Kudüs, niçin çok mühim?

24/05/2021 Pazartesi Köşe yazarı R.A

Kur’ân-ı Kerîm’in ifâdesiyle “etrâfı mübârek kılınan” Kudüs’ün, biz Müslümânların kalplerinde çok husûsî bir yeri vardır.

 

 

Bazı şehirlerin, târihimiz, kültürümüz, edebiyâtımız ve örfümüzde husûsî yerleri vardır ve onları özel sıfatlarla anarız: Mekke-i Mükerreme, Medîne-i Münevvere, Kuds-i Şerîf, Şâm-ı Şerîf, Haleb eş-Şehbâ, Derseâdet (İstanbul), Mahrûse-i Burûse (Bursa) gibi. Mekke, Medîne ve Kudüs, yeryüzünde, Müslümânlarca en mukaddes sayılan mekânlardandır.

Kur’ân-ı kerîmde İsrâ sûre-i celîlesinin 1. âyet-i kerimesinde “el-Mescidü’l-Aksâ” ve birçok hadîs-i şerifte de “Beytü’l-Makdis” şeklinde zikredilen “Mescid-i Aksâ”, İslâmiyetin bidâyetinden itibâren hicrî 2. seneye kadar, Müslümânların 14 sene müddetle ilk kıblesi ve Sevgili Peygamberimizin “Mirâc” mucizesinin de başlangıç noktası olan, çok kıymetli bir mekândır. Yeryüzünde, fazîlette, üstünlükte Mescid-i Harâm ve Mescid-i Nebevî’den sonra, 3. sıradadır.

Mescid-i Aksâ’nın bulunduğu şehir olan Kudüs, dünyânın en eski şehirlerindendir. “Mescid-i Aksâ=Beytül-Makdis”, şek ve şüphe yoktur ki, Kuds-i şerîftedir. İşte bundan dolayıdır ki, Kur’ân-ı Kerîm’in ifâdesiyle “etrâfı mübârek kılınan” Kudüs’ün, biz Müslümânların kalplerinde çok husûsî bir yeri vardır.

Peygamber Efendimiz, “Mescid-i Nebevî”de kılınan bir namazındiğer mescidlerde kılınan 1.000 namazdan daha hayırlı olduğunu ifâde buyurmuştur. “Mescid-i Harâm”da kılınan namaz da, başka yerlerde kılınan 100.000 namazdan efdaldir. Hadîs-i şerifte “Mescid-i Aksâ”da kılınan bir namazın da, başka yerlerdeki 500 namazdan daha fazîletli olduğu ifâde buyurulmuştur.
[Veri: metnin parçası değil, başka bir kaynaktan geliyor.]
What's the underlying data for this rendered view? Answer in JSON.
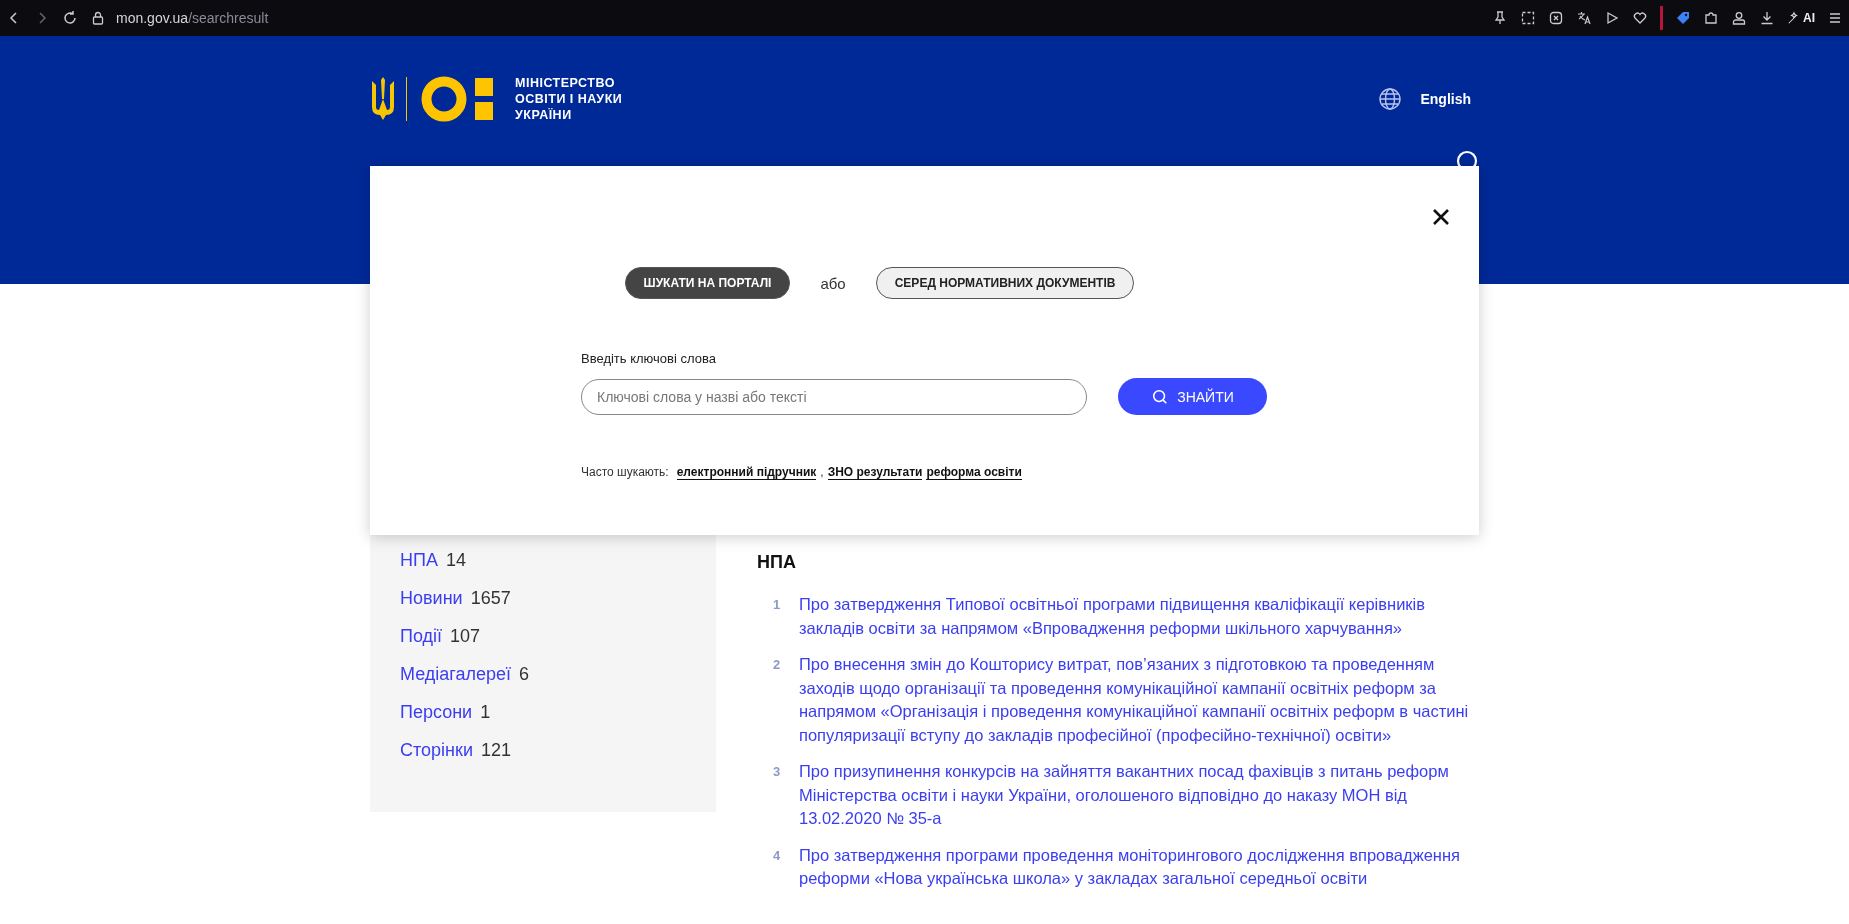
{
  "browser": {
    "url_host": "mon.gov.ua",
    "url_path": "/searchresult",
    "ai_label": "AI"
  },
  "header": {
    "logo_text": "МІНІСТЕРСТВО\nОСВІТИ І НАУКИ\nУКРАЇНИ",
    "language": "English"
  },
  "search_modal": {
    "scopes": [
      {
        "label": "ШУКАТИ НА ПОРТАЛІ",
        "selected": true
      },
      {
        "label": "СЕРЕД НОРМАТИВНИХ ДОКУМЕНТІВ",
        "selected": false
      }
    ],
    "separator": "або",
    "field_label": "Введіть ключові слова",
    "placeholder": "Ключові слова у назві або тексті",
    "submit": "ЗНАЙТИ",
    "popular_label": "Часто шукають:",
    "popular": [
      {
        "label": "електронний підручник",
        "suffix": ","
      },
      {
        "label": "ЗНО результати"
      },
      {
        "label": "реформа освіти"
      }
    ]
  },
  "sidebar": {
    "categories": [
      {
        "label": "НПА",
        "count": "14"
      },
      {
        "label": "Новини",
        "count": "1657"
      },
      {
        "label": "Події",
        "count": "107"
      },
      {
        "label": "Медіагалереї",
        "count": "6"
      },
      {
        "label": "Персони",
        "count": "1"
      },
      {
        "label": "Сторінки",
        "count": "121"
      }
    ]
  },
  "results": {
    "heading": "НПА",
    "items": [
      {
        "number": "1",
        "title": "Про затвердження Типової освітньої програми підвищення кваліфікації керівників закладів освіти за напрямом «Впровадження реформи шкільного харчування»"
      },
      {
        "number": "2",
        "title": "Про внесення змін до Кошторису витрат, пов’язаних з підготовкою та проведенням заходів щодо організації та проведення комунікаційної кампанії освітніх реформ за напрямом «Організація і проведення комунікаційної кампанії освітніх реформ в частині популяризації вступу до закладів професійної (професійно-технічної) освіти»"
      },
      {
        "number": "3",
        "title": "Про призупинення конкурсів на зайняття вакантних посад фахівців з питань реформ Міністерства освіти і науки України, оголошеного відповідно до наказу МОН від 13.02.2020 № 35-а"
      },
      {
        "number": "4",
        "title": "Про затвердження програми проведення моніторингового дослідження впровадження реформи «Нова українська школа» у закладах загальної середньої освіти"
      }
    ]
  }
}
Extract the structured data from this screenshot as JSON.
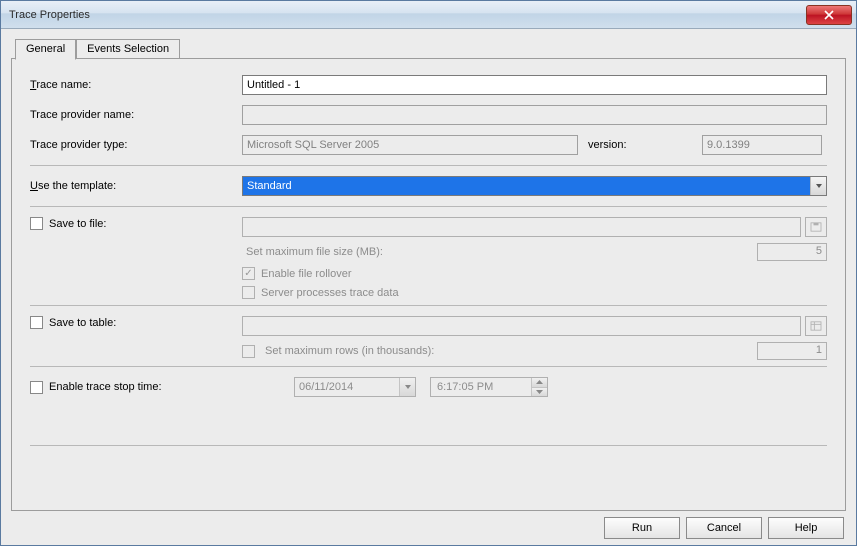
{
  "window": {
    "title": "Trace Properties"
  },
  "tabs": {
    "general": "General",
    "events": "Events Selection"
  },
  "labels": {
    "trace_name": "Trace name:",
    "provider_name": "Trace provider name:",
    "provider_type": "Trace provider type:",
    "version": "version:",
    "use_template": "Use the template:",
    "save_to_file": "Save to file:",
    "max_file_size": "Set maximum file size (MB):",
    "enable_rollover": "Enable file rollover",
    "server_processes": "Server processes trace data",
    "save_to_table": "Save to table:",
    "max_rows": "Set maximum rows (in thousands):",
    "enable_stop": "Enable trace stop time:"
  },
  "values": {
    "trace_name": "Untitled - 1",
    "provider_name": "",
    "provider_type": "Microsoft SQL Server 2005",
    "version": "9.0.1399",
    "template": "Standard",
    "max_file_size": "5",
    "max_rows": "1",
    "stop_date": "06/11/2014",
    "stop_time": "6:17:05 PM"
  },
  "buttons": {
    "run": "Run",
    "cancel": "Cancel",
    "help": "Help"
  },
  "underlines": {
    "trace_name_u": "T",
    "trace_name_rest": "race name:",
    "use_template_u": "U",
    "use_template_rest": "se the template:",
    "save_file_u": "S",
    "save_file_rest": "ave to file:",
    "enable_rollover_u": "E",
    "enable_rollover_rest": "nable file rollover",
    "server_u": "v",
    "server_pre": "Ser",
    "server_rest": "er processes trace data",
    "max_rows_u": "r",
    "max_rows_pre": "Set maximum ",
    "max_rows_rest": "ows (in thousands):",
    "stop_u": "o",
    "stop_pre": "Enable trace st",
    "stop_rest": "p time:"
  }
}
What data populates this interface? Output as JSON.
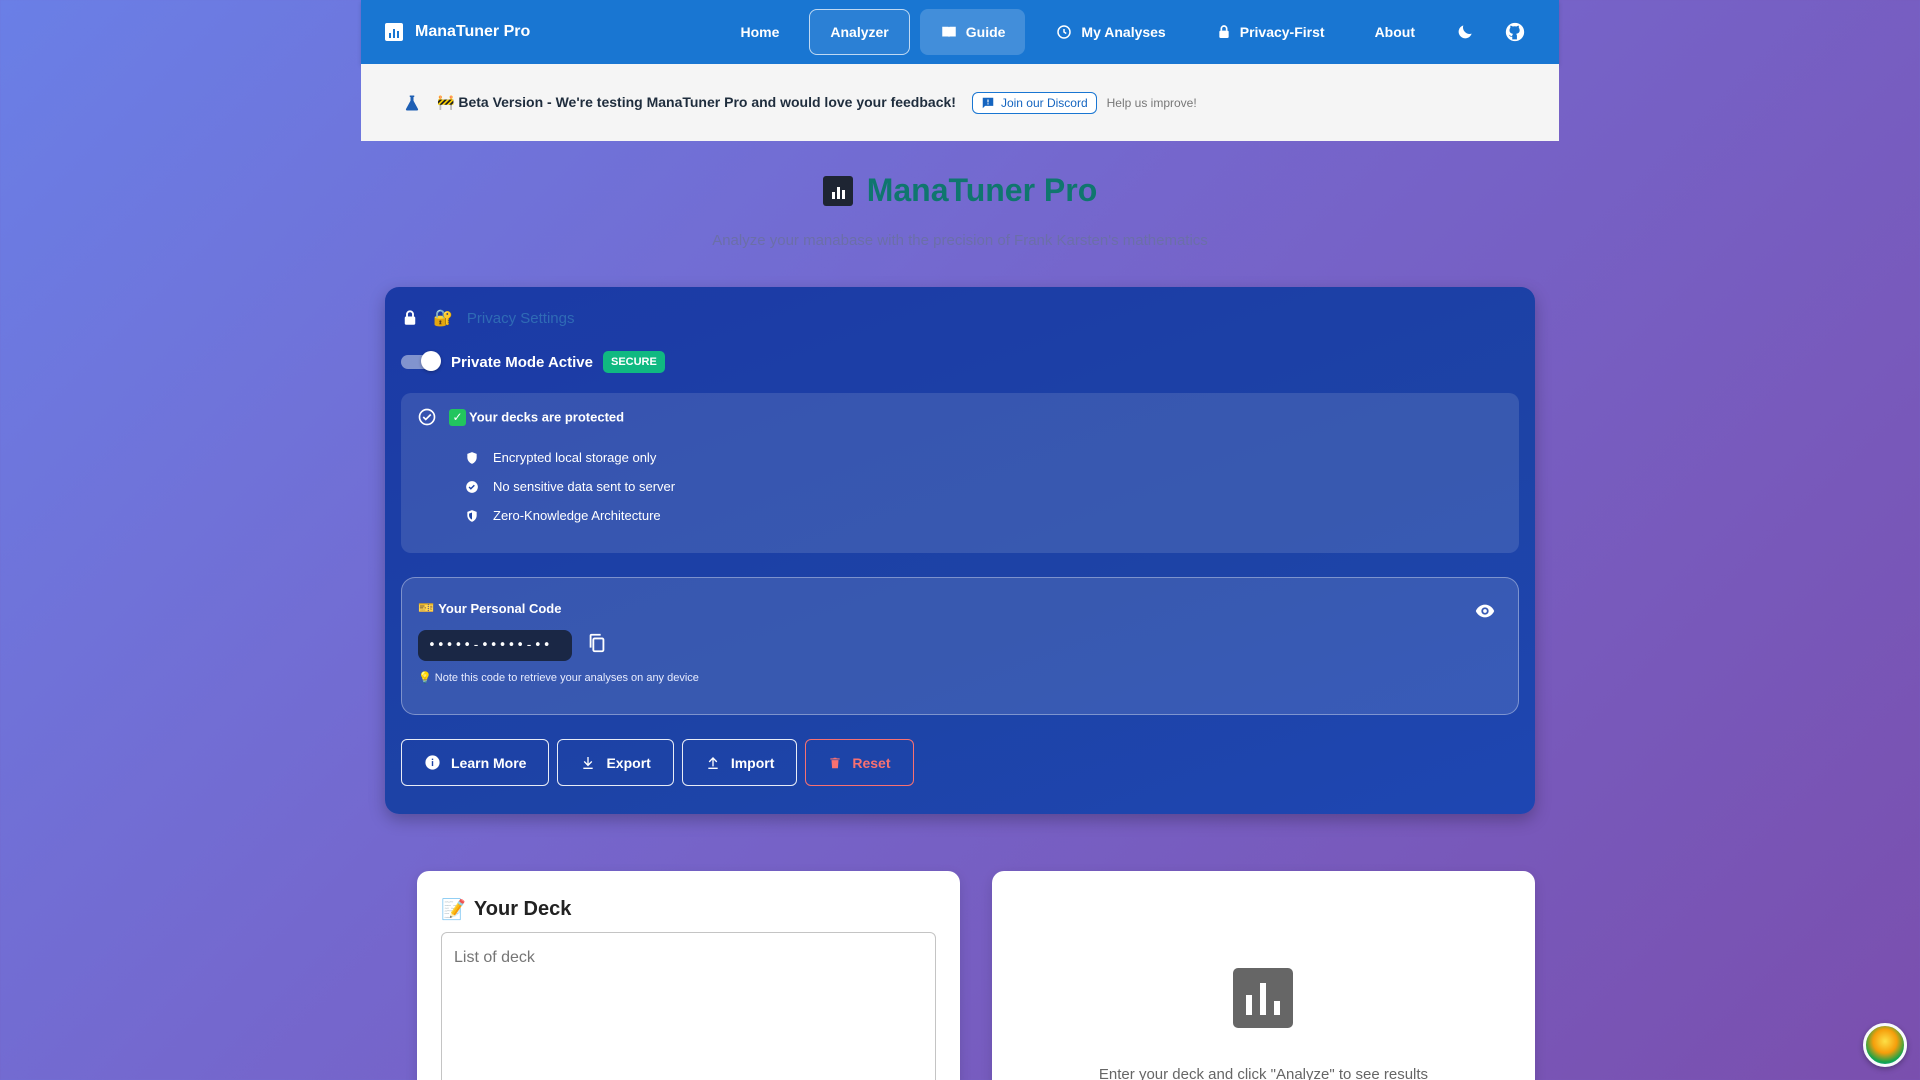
{
  "nav": {
    "brand": "ManaTuner Pro",
    "items": [
      "Home",
      "Analyzer",
      "Guide",
      "My Analyses",
      "Privacy-First",
      "About"
    ]
  },
  "beta": {
    "label": "Beta Version",
    "message": " - We're testing ManaTuner Pro and would love your feedback!",
    "discord": "Join our Discord",
    "help": "Help us improve!"
  },
  "hero": {
    "title": "ManaTuner Pro",
    "subtitle": "Analyze your manabase with the precision of Frank Karsten's mathematics"
  },
  "privacy": {
    "title": "Privacy Settings",
    "mode_label": "Private Mode Active",
    "badge": "SECURE",
    "protected_title": "Your decks are protected",
    "features": [
      "Encrypted local storage only",
      "No sensitive data sent to server",
      "Zero-Knowledge Architecture"
    ],
    "code_title": "Your Personal Code",
    "code_value": "•••••-•••••-••",
    "code_hint": "Note this code to retrieve your analyses on any device",
    "buttons": {
      "learn": "Learn More",
      "export": "Export",
      "import": "Import",
      "reset": "Reset"
    }
  },
  "deck": {
    "title": "Your Deck",
    "placeholder": "List of deck"
  },
  "results": {
    "empty": "Enter your deck and click \"Analyze\" to see results"
  },
  "colors": {
    "nav": "#1976d2",
    "accent": "#0f766e",
    "secure": "#10b981",
    "reset": "#f87171"
  }
}
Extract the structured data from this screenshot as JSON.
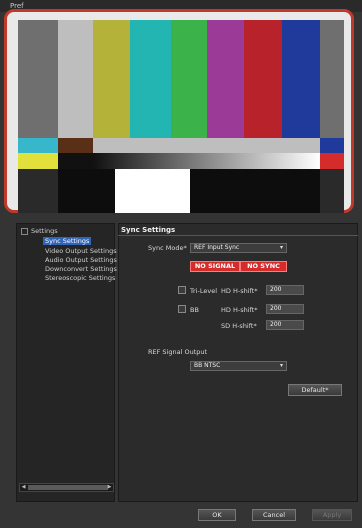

Allahü teâlâ, Kur’ân-ı hâkîminde buyurmuştur ki: “Her türlü noksânlıktan münezzeh olan O Allah’tır ki, kulunu (Peygamberi Hazret-i Muhammed aleyhisselâmı), bir gece, Mescid-i Harâmdan (Mekke-i mükerreme’den alıp), o etrâfını mübârek kıldığımız Mescid-i Aksâ’ya kadar götürdü; bunu, ona âyetlerimizden (kudretimize delâlet eden acîbliklerden bazılarını) gösterelim diye yaptık. Muhakkak ki O, Semî (her şeyi işiten) ve Basîr (her şeyi gören)dir.” (İsrâ, 1)

Bazı câhiller, Mescid-i Aksâ’nın Mekke-i mükerreme’de veya Ci’râne’de, yahut oralara yakın bazı yerlerde olduğunu iddiâ ediyorlar. Bütün İslâm âlimleri, Mescid-i Aksâ’nın Kuds-i şerifte olduğunu yüzlerce, binlerce kitâbında yazmışlardır. Bunun aksini söyleyen, sözü muteber hiçbir İslâm âlimi yoktur. Böyle bir iddiâ, müsteşriklerin tesîrinde kalan insanların bâtıl, bozuk iddiâlarıdır. Bırakın ilim ehli insanları, aklı başında herhangi bir Müslümânın dahî buna inanması mümkün değildir.

Peki, eğer Peygamber Efendimiz (aleyhis-salâtü ves-selâm), Mekke-i mükerreme’den Kuds-i şerîfe gidip geldiğini anlatmamış olsaydı, bütün kitaplarda yazıldığı gibi, müşrikler niçin Ebû Bekr-i Sıddîk Efendimize (radıyallahü anh) gelip de, Mekke ile Kudüs arasında ne kadar mesâfe olduğunu sorsunlar?

[İsrâ ve mi’râc bir mu’cizedir. Bu mu’cize, kıymetli tefsîrlerde ve pekçok hadîs-i şerîf kitâbında tafsîlâtıyla anlatılmaktadır.]